We have further refined the text and figures to ensure these details are communicated with maximum clarity. We believe the presented data are robust and reliably support our conclusions regarding the preserved immunochemical properties of mAb 900.

Comments 6: The manuscript makes claims about preserved functionality and therapeutic promise that are not sufficiently supported by the limited dataset. Without in vivo validation, comprehensive Fc functionality testing, or pharmacokinetic studies, statements about therapeutic viability and extended half-life remain speculative.

Response 6: We thank the reviewer for this critical perspective. In the revised manuscript, we have significantly expanded the experimental dataset to provide stronger support for the functional assessment of mAb 900. Specifically, we have included new data from:

An in vivo protection study in a lethal mouse model of WNV infection, demonstrating significant protective efficacy (83.3% survival at the optimal dose).

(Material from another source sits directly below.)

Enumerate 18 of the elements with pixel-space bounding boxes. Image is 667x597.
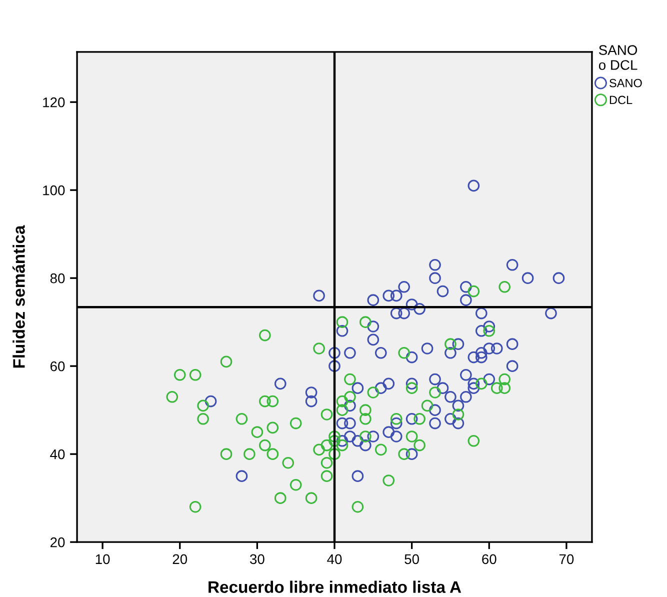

An acute toxicity study in ICR mice, showing 100% survival and no observable adverse effects at the highest tested dose, supporting its preliminary safety profile.

These new results substantiate the high potential of mAb 900 as a candidate for further development.

We fully agree with the reviewer that comprehensive Fc-effector function profiling, detailed pharmacokinetic studies, and advanced preclinical trials are essential steps to unequivocally establish an antibody as a human therapeutic. Therefore, in the revised text, we have carefully rephrased our conclusions to avoid overstatement. Claims regarding "therapeutic viability" have been replaced with more precise language describing mAb 900 as a "promising preclinical candidate" or a "lead molecule for further investigation," with the newly acquired in vivo data forming the rationale for this assertion.

Page 1. Abstract. Lines 22-25.

Page 2. Introduction. Lines 83-85.

Page 18. 5. Conclusion. Lines 658-672.

Comments 7  Statistical methods are largely absent, aside from a brief mention of the Dunnett test. No discussion is provided on assay reproducibility or error reporting. Purity and yield claims are not quantitatively substantiated. Essential experimental controls are not described or shown.

Response 7: Thank you for your comment. We have added statistical data and control information to the ELISA, neutralization assay, section 4.15 Statistical Analysis in Materials and Methods.